Bridging extension fees could contravene MMR


Bridging lenders that slap clients with a large fee when the term of a loan is extended could be falling foul of Mortgage Market Review rules. Bridging lender Fincorp has warned that any conversations between bridging lenders and borrowers directly run the risk of straying into regulated advice, particularly if the borrower is facing having to extend their loan and the lender offers both regulated and unregulated products.

Nigel Alexander, director of Fincorp, said: “Most bridging falls outside the parameters of MMR and most lenders deliberately deal through brokers to avoid getting into any advice scenarios with clients directly. But the nature of bridging means that sometimes borrowers need to extend the term of their loans – and in the past that is a conversation that could have happened between the borrower and lender.

“The risk in a post-MMR world is that this conversation strays into advice from the lender because the client is quite likely to ask what their options for extending the loan are – it’s an especially grey area if the lender offers different ways of calculating interest charged on extension fees and if the lender is offering both regulated and unregulated loans. If the lender tells the client they can extend the loan and then the client realises that interest will be charged back-dated on the full term of the loan, there could be all kinds of difficult regulatory questions raised about responsibility.”

Mr Alexander’s comments follow a warning from the Association of Short Term Lenders issued earlier this year, cautioning bridging lenders to be on their guard against straying out of execution-only sales and into advice. Benson Hersch, chief executive of the ASTL, said at the time: “It will be complicated not to give advice and not to be seen to have given advice. Whilst making it clear to a client that they are not receiving advice for their extension of time – or anything else – the lender will also need to make them aware of the protections that they will lose by going down this route. They will then need to underwrite the fact that the client has confirmed that they are happy to lose these protections.”

Although unregulated bridging currently falls under Consumer Credit regulation and is exempt from the same rules governing regulated mortgage contracts, the supervision of this transferred to the Financial Conduct Authority in April this year.

Mr Alexander said: “It is going to take time for the regulator to get all the bridging lenders, not to mention other CCA lenders, through the registration process, but when they have done we think it likely they will look at this sort of thing. It’s something responsible bridging lenders should be ahead of the curve on.”

Under the existing MMR rules there is an exemption for variations and extensions of loans which allow conversations between lender and borrower to be considered “execution only”. The ASTL has issued guidance for its members suggesting that every lender will “need to document clearly if they have had any communication with a client and the client has chosen not to take advice”.

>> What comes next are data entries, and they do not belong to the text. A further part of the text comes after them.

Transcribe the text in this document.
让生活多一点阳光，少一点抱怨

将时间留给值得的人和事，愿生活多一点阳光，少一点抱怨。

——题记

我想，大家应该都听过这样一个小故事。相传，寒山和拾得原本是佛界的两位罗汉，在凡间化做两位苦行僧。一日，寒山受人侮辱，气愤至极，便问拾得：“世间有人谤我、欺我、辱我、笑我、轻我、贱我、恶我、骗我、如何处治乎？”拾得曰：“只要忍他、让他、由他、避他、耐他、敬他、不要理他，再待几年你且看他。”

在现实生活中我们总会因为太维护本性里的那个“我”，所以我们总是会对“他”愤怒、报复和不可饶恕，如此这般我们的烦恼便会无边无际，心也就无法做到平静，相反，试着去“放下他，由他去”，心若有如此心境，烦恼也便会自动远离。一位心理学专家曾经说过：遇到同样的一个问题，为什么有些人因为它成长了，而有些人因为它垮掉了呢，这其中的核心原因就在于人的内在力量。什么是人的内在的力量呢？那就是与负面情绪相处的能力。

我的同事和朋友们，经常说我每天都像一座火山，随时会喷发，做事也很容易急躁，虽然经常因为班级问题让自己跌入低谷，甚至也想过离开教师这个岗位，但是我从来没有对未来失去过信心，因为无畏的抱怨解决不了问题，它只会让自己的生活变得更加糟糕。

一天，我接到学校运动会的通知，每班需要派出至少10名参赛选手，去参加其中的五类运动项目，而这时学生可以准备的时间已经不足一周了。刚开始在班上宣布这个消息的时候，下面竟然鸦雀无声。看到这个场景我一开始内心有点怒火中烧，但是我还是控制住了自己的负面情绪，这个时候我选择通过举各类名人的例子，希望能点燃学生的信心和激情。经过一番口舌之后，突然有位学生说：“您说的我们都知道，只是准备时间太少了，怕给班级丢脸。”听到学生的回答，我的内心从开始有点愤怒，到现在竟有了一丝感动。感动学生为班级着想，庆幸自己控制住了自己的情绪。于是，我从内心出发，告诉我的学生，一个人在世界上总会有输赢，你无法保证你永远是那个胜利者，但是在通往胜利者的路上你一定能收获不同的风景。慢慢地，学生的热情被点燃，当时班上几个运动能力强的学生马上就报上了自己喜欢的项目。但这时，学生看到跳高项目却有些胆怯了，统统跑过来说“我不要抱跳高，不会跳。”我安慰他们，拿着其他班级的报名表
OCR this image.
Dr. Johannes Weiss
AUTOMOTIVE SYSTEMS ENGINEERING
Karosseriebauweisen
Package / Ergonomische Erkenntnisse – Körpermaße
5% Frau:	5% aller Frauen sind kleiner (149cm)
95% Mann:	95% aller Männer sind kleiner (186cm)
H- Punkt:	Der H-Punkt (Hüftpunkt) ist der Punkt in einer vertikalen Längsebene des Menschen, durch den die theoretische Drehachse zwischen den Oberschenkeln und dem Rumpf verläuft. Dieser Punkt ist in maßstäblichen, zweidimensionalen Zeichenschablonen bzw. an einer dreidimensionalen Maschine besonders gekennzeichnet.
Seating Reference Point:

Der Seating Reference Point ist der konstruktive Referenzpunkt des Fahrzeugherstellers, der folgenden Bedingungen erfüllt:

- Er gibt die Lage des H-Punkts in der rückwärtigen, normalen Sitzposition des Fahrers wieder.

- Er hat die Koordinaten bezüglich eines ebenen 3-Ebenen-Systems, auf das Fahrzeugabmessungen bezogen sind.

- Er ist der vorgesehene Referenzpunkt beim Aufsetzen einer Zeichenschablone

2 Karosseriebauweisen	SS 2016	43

Mr Alexander added: “We believe that as this develops, we are likely to see less scrupulous lenders that charge extortionate extension fees come under pressure to ditch them. It will become increasingly obvious to clients that they’re paying through the nose for fees that other lenders don’t apply.

“That would be a very welcome outcome for the market as there are still far too many hidden charges for borrowers. But the upshot would be that headline rates would be likely to rise however as lenders will have to cover their costs in other ways.”